Every subdomain should have their own robots.txt. For instance, https://w3.org has one for the root domain https://www.w3.org/robots.txt, and another for the list domain https://lists.w3.org/robots.txt.

Next, we cover the directives of the robots exclusion standard.

User-Agent directive

The User-Agent directive is used to specify instructions for specific bots.

Generally, the term user-agent denotes a piece of software that acts on behalf of a user. In this case, the User-Agent denotes the name of the crawler that also denotes the name its owner. For instance, the following bot names belong to the most known search engines:

  • Googlebot
  • Bingbot
  • DuckDuckBot

If you want to address all bots, set the User-Agent to a wildcard value denoted by asterix: User-Agent: *.

Disallow directive

The Disallow directive specifies which resources are not to be crawled. It can be used in many ways.

  1. To disallow crawling a particular resource.

    Disallow: /a-particular-resource.html
    
  2. To disallow crawling a whole directory, including its subdirectories.

    Disallow: /directory-name/
    
  3. To disallow crawling entirely.

    Disallow: /
    
  4. To allow access to the entire site set the directive to an empty string.

    Disallow:
    

Comments

The last official Robots exclusion protocol directive is a single line comment. The comment is started by using the the pound sign #. For instance:

User-Agent: DuckDuckBot # when the crawler is from DuckDuckGo search engine
Disallow:               # allow access to the entire site

User-Agent: ABotNonGrata # tell a search bot from an engine we do not like
Disallow: /              # it is not allowed to crawl

Needless to say that nothing prevents the ABotNonGrata to actually crawl the site.

Additional unofficial directives

Directives User-Agent and Disallow and writing comments are the only official Robots exclusion standard directives.

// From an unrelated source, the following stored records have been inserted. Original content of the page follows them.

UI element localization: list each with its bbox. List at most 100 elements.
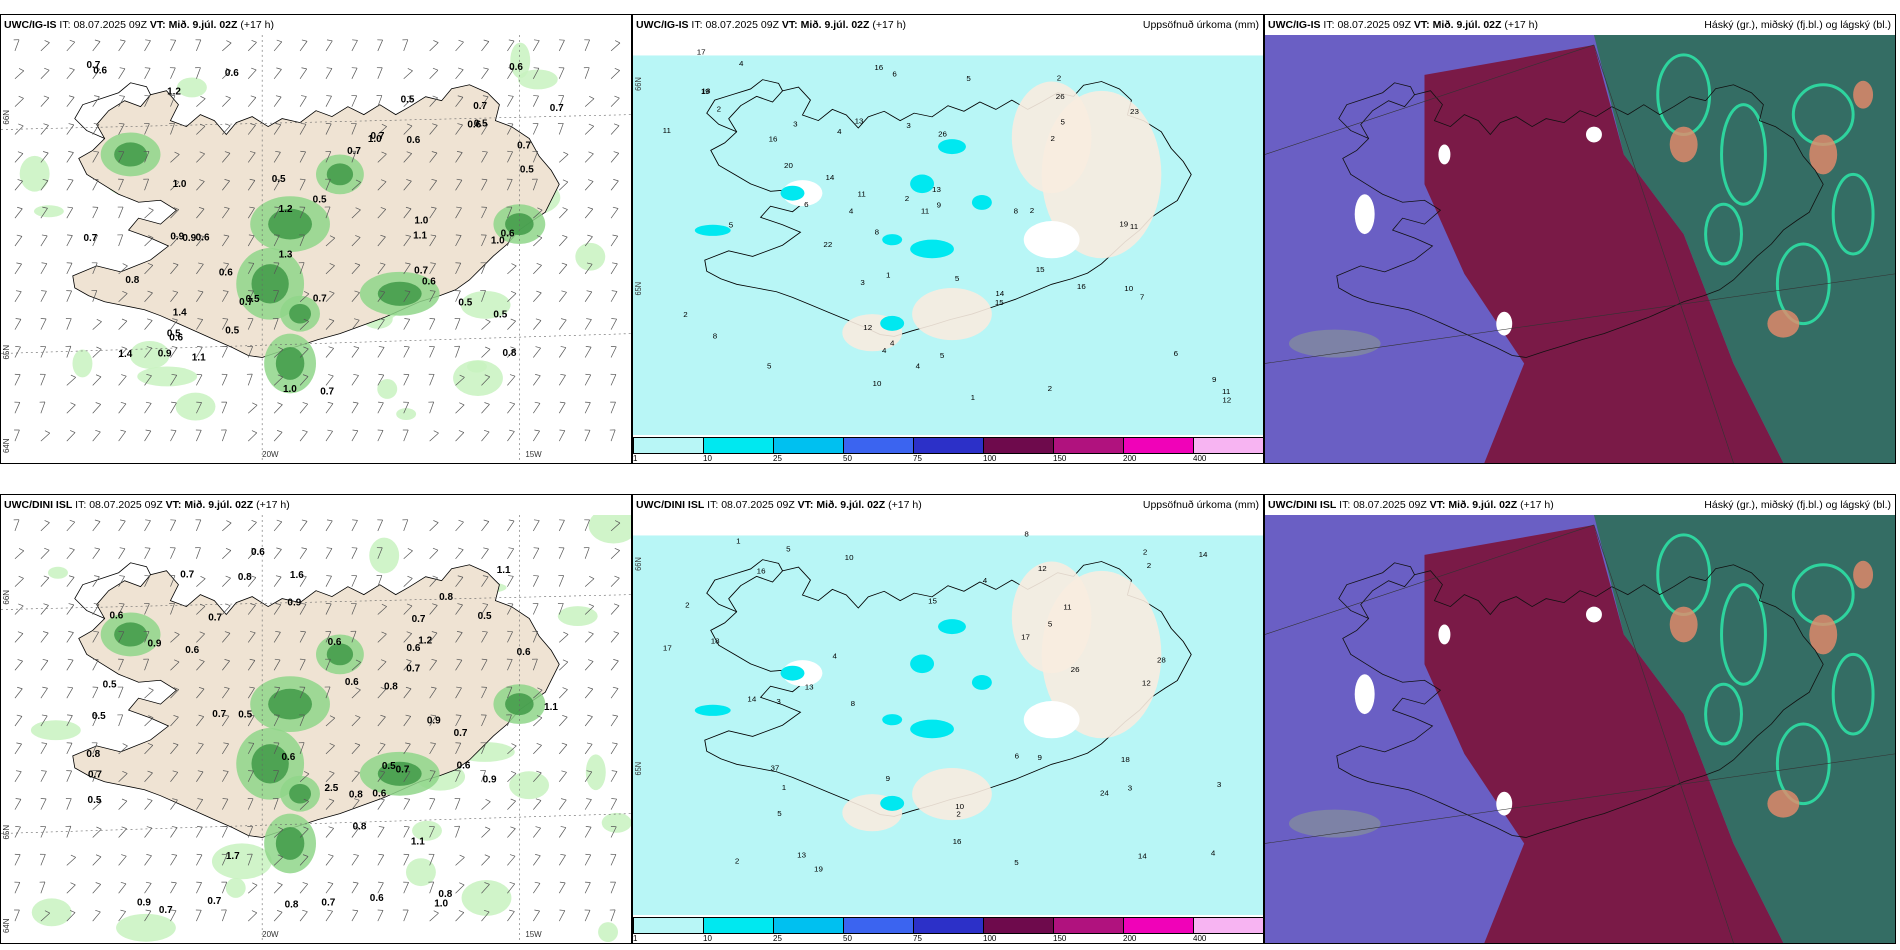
precip-value-label: 0.6 <box>219 268 233 279</box>
wind-barb <box>92 402 101 414</box>
wind-barb <box>610 798 617 810</box>
accum-value-label: 37 <box>771 764 780 773</box>
it-label: IT: <box>1339 499 1351 511</box>
wind-barb <box>195 429 202 442</box>
wind-barb <box>429 910 439 922</box>
wind-barb <box>14 770 22 782</box>
wind-barb <box>247 519 257 532</box>
wind-barb <box>325 798 335 810</box>
precip-value-label: 0.6 <box>185 645 199 656</box>
precip-core <box>326 163 354 186</box>
wind-barb <box>92 658 99 671</box>
map-area[interactable]: 66N 65N 64N 20W 15W 1.4 0.6 0.7 1.1 0.8 0.6 0.6 0.7 0… <box>1 35 631 463</box>
wind-barb <box>66 39 76 52</box>
colorbar-tick-label: 10 <box>703 934 712 943</box>
wind-barb <box>350 123 357 135</box>
wind-barb <box>222 206 230 219</box>
wind-barb <box>65 825 72 838</box>
wind-barb <box>558 714 568 727</box>
wind-barb <box>325 235 336 247</box>
accum-value-label: 5 <box>729 221 733 230</box>
precip-value-label: 1.7 <box>226 851 240 862</box>
wind-barb <box>455 374 465 386</box>
wind-barb <box>273 178 281 191</box>
wind-barb <box>610 234 619 247</box>
wind-barb <box>455 39 464 52</box>
wind-barb <box>584 575 595 587</box>
map-area[interactable] <box>1265 35 1895 463</box>
wind-barb <box>584 39 590 52</box>
wind-barb <box>481 686 488 699</box>
accum-value-label: 10 <box>873 379 882 388</box>
precip-value-label: 0.8 <box>238 572 252 583</box>
grid-line <box>1593 44 1734 463</box>
dry-area <box>1011 561 1092 674</box>
wind-barb <box>118 798 128 810</box>
wind-barb <box>40 547 50 560</box>
grid-line <box>1593 524 1734 943</box>
precip-value-label: 0.5 <box>272 174 286 185</box>
wind-barb <box>196 318 204 330</box>
wind-barb <box>584 659 594 671</box>
map-area[interactable]: 66N 65N 2 2 10 4 10 11 8 12 9 2 17 26 19 16 5 13 12 15 18 18 1… <box>633 515 1263 915</box>
wind-barb <box>170 714 179 727</box>
iceland-coast <box>1336 564 1824 838</box>
map-area[interactable]: 66N 65N 2 2 2 16 11 4 14 4 3 5 11 2 13 23 19 10 13 11 8 5 15 6 8… <box>633 35 1263 435</box>
wind-barb <box>533 687 543 699</box>
precip-value-label: 0.7 <box>454 728 468 739</box>
wind-barb <box>507 798 516 810</box>
model-name: UWC/DINI ISL <box>4 499 73 511</box>
wind-barb <box>558 290 567 302</box>
wind-barb <box>429 67 439 80</box>
clear-sky-area <box>1585 126 1602 143</box>
accum-value-label: 13 <box>932 185 941 194</box>
precip-area <box>31 898 72 927</box>
cloud-overlap-area <box>1767 789 1800 818</box>
wind-barb <box>40 40 50 52</box>
accum-value-label: 14 <box>995 289 1005 298</box>
map-area[interactable]: 66N 65N 64N 20W 15W 0.8 1.0 2.5 0.8 0.7 0.8 0.7 0.7 0… <box>1 515 631 943</box>
wind-barb <box>118 854 127 866</box>
accum-value-label: 8 <box>713 332 717 341</box>
wind-barb <box>92 123 100 135</box>
model-name: UWC/IG-IS <box>1268 19 1321 31</box>
wind-barb <box>118 547 126 559</box>
high-cloud-contour <box>1720 103 1767 206</box>
wind-barb <box>533 318 542 330</box>
wind-barb <box>144 547 151 559</box>
wind-barb <box>481 206 488 219</box>
wind-barb <box>40 910 50 922</box>
wind-barb <box>169 602 175 615</box>
wind-barb <box>377 826 385 838</box>
wind-barb <box>196 206 205 219</box>
clear-sky-area <box>1438 624 1451 645</box>
wind-barb <box>325 429 333 442</box>
precip-value-label: 1.0 <box>491 236 505 247</box>
wind-barb <box>196 401 202 414</box>
wind-barb <box>299 658 306 671</box>
wind-barb <box>118 318 128 330</box>
wind-barb <box>610 742 618 755</box>
wind-barb <box>92 150 99 163</box>
grid-line <box>1265 44 1595 155</box>
precip-value-label: 0.7 <box>88 770 102 781</box>
wind-barb <box>402 909 409 922</box>
wind-barb <box>481 603 489 615</box>
precip-value-label: 1.0 <box>173 179 187 190</box>
wind-barb <box>506 178 513 191</box>
colorbar: 1 10 25 50 75 100 150 200 400 <box>633 437 1263 463</box>
wind-barb <box>403 68 413 80</box>
wind-barb <box>455 603 463 615</box>
wind-barb <box>403 714 412 727</box>
wind-barb <box>39 373 46 386</box>
wind-barb <box>92 318 102 330</box>
wind-barb <box>325 826 334 838</box>
coordinate-label: 20W <box>262 930 279 939</box>
wind-barb <box>429 346 435 358</box>
map-area[interactable] <box>1265 515 1895 943</box>
wind-barb <box>429 658 437 671</box>
wind-barb <box>14 881 21 894</box>
wind-barb <box>65 798 72 810</box>
wind-barb <box>40 686 48 699</box>
wind-barb <box>429 234 437 247</box>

However, there are a few other ones that are not officially recognized, but are still acknowledged by most bots.

  1. Allow directive

    Directive Allow specifies a resource that is allowed to crawled. This is commonly used together with a Disallow directive that typically disallows a larger set from crawling, but the Allow directive exempts the resources from being disallowed.

    In the following, crawling /folder/allowed_resource.html is allowed, but crawling anything else from /folder/ is not.

    Allow: /folder/allowed_resource.html
    Disallow: /folder/
    
  2. Crawl-delay directive

    Directive Crawl-delay: value is used to rate-limit the crawler.

    The interpretation of value varies between bots. Some regard it as the number of milliseconds (e.g. Yandex) the crawler should wait between sending subsequent requests. Others regard it as the number of seconds. Some, like GoogleBot, do not recognize it at all.

  3. Host directive

    Some crawlers support the Host: domain directive that allows websites with multiple mirrors to list their preferred domain for crawling.

  4. Sitemap directive

    Directive Sitemap: URL specifies a URL to a website's sitemap in XML.

    The sitemap contains all resources that are available for crawling together with their metadata. Here's again the robots.txt from Bunny.net.

    User-agent: *
    Allow: /
    Sitemap: https://bunny.net/sitemap.xml
    Host: https://bunny.net
    

    On https://bunny.net/sitemap.xml we find a set of URLs, each with some additional metadata, such as the modification date and priority. Here we list only a small excerpt.

    <?xml version="1.0" encoding="UTF-8"?>
    <urlset
        xmlns="http://www.sitemaps.org/schemas/sitemap/0.9"
        xmlns:xsi="http://www.w3.org/2001/XMLSchema-instance"
        xsi:schemaLocation="http://www.sitemaps.org/schemas/sitemap/0.9
                            http://www.sitemaps.org/schemas/sitemap/0.9/sitemap.xsd">
    
      <url>
        <loc>https://bunny.net/</loc>
        <lastmod>2022-08-02T20:28:29+00:00</lastmod>
        <priority>1.00</priority>
      </url>
    
      <url>
        <loc>https://bunny.net/stream/</loc>
        <lastmod>2022-08-02T20:29:38+00:00</lastmod>
        <priority>0.90</priority>
      </url>
    </urlset>
    

    A nice-behaving crawler can simply look at these URLs and process them directly without having to parse HTML pages and look for links. Consequently, such crawling inflicts the minimum amount of load on the website.

Conclusion

The Robots exclusion standard, or robots.txt, is a set of rules that should be followed when crawling a website with a bot or a spider.

While a website has no guarantee that a crawler will honor such rules, a robot that crawls the site in accordance with the robots.txt will inflict a tolerable load and is unlikely to get banned.

Glossary

HTTP

Hypertext Transfer Protocol. A protocol that connects web browsers to web servers when they request content.

Crawler

An automated application used to scrape (i.e. take) content from other sources.